Just as humans age externally, internal physiological processes require the function of new and healthy cells containing proteins that age over time. Biomedical researchers at the Center for Nanomedicine at the University of California, Santa Barbara have made a breakthrough in the discovery of a mechanism that regulates the aging of secreted proteins.
Jamey Marth, Director of UCSB’s Center of Nanomedicine, focuses on the field of glycobiology and led his team to the discovery of a fundamental cellular process.
“Understanding how sugar modifications of proteins affect protein function is something Dr. Marth has worked on for many years. This study is an outgrowth of previous work towards testing the hypothesis ‘what if these modifications are actually used in the body to determine when proteins need to be removed from circulation,’” Douglas Heithoff, project scientist in the Marth laboratory, said.
As all cells have different functions, it is important to consider that all proteins have different functions as well; these are regulated in part by their “life span,” Dr. Heithoff noted.
“All proteins certainly do not have the same life span; in this study we’re talking about the life span of secreted proteins — proteins secreted into the blood. Different proteins are going to have different life spans according to their function,” Heithoff said. “There are two factors to consider: protein abundance and protein activity. By reducing abundance of certain proteins, the end result can be altered cellular outcomes and functions.”
So what is the actual mechanism that controls protein aging? According to the study conducted by Marth and his team, headed by lead author Won Ho Yang, this mechanism involves several factors, including circulating glycosidases that remodel the N-glycan linkages attached to most secreted proteins. These N-glycan linkages are composed of chains of sugars that expose binding targets for receptors that recognize and eliminate aged secreted proteins when remodeled. It is these N-glycan linkages that determine the lifespan of secreted proteins.
Although it may seem difficult to appreciate the significance of this aging mechanism, it is important to consider the consequences if proteins did not have this function. An overabundance of aged proteins could lead to malfunction of certain biological processes due to buildup of these proteins.
“This buildup could tie up the machinery that normally recycles proteins. It is all about a cell’s ability to modulate protein levels as needed by increasing the amount of certain proteins to replace the aged ones,” Heithoff said.

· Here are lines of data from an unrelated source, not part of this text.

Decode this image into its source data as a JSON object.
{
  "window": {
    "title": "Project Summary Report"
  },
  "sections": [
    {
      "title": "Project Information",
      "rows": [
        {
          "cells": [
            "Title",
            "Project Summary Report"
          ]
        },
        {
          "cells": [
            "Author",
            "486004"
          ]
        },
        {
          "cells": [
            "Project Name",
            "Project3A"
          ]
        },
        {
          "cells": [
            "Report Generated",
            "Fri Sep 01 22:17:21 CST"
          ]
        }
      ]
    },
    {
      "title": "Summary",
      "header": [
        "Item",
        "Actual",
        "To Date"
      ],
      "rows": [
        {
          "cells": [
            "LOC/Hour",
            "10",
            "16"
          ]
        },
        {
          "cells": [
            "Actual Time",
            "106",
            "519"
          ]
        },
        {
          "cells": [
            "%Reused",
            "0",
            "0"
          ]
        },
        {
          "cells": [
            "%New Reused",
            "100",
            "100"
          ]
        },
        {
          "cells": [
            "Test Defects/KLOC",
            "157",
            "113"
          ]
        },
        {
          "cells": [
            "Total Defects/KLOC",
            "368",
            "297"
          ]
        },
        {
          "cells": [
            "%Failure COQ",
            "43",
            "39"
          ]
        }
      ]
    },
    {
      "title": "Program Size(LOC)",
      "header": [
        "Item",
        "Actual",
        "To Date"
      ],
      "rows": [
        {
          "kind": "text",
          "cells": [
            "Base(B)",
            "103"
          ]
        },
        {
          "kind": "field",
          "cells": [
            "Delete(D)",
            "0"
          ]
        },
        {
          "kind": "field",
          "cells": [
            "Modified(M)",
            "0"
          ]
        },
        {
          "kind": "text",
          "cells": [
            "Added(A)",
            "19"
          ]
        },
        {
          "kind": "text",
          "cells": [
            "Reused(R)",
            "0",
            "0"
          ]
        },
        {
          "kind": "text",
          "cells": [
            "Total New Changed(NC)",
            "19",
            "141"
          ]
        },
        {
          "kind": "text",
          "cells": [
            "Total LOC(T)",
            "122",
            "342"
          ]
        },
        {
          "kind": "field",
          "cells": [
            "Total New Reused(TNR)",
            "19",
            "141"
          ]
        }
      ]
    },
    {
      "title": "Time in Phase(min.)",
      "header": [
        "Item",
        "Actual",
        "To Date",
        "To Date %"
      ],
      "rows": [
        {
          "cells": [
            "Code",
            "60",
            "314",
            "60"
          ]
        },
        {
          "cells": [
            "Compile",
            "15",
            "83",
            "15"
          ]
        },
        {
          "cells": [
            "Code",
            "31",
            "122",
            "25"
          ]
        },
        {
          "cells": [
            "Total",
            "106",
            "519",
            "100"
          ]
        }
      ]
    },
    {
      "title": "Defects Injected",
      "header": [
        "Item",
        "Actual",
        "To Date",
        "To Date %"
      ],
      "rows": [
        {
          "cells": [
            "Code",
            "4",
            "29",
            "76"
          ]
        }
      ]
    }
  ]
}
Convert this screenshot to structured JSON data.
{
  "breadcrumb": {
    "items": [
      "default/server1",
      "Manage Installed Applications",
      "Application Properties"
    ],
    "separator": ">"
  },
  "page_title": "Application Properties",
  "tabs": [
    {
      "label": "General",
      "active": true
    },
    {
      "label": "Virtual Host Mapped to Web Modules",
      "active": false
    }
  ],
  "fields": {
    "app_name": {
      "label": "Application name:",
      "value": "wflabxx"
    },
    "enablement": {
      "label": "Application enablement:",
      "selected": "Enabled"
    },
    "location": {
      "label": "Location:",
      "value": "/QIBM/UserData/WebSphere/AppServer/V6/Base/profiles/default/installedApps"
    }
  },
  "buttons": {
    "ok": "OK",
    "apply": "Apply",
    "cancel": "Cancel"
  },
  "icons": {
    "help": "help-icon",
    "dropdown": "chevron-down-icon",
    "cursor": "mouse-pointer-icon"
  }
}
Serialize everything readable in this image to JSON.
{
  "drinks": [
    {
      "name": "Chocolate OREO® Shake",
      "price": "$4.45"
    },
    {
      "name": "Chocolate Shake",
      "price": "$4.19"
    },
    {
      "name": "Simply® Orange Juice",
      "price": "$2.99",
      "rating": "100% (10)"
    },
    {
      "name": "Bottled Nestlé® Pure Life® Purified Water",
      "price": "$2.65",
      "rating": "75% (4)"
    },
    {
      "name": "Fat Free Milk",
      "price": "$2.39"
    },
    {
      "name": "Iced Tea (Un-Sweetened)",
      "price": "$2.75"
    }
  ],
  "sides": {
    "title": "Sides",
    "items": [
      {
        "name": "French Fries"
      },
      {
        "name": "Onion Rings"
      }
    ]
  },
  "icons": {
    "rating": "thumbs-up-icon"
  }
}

This study allows scientists to understand that cells have a mechanism to regulate protein turnover — when this function is operating correctly, a healthy cell is present. Changes in this mechanism leave room for potential diseases. According to Heithoff, the findings from this research are significant in the world of bioengineering, because at the interface of health and disease are glycoproteins in blood circulation.
“Dr. Marth’s lab is currently studying sepsis, diabetes, as well as inflammatory bowel disease, and these are all disease processes that have a link to glycobiology. This mechanism is going to translate to discoveries of how certain diseases occur,” Heithoff said.
The findings from this study will allow scientists to better understand disease processes at the molecular level. As a result, the progression of diseases can be monitored and new treatments will be introduced to the medical world.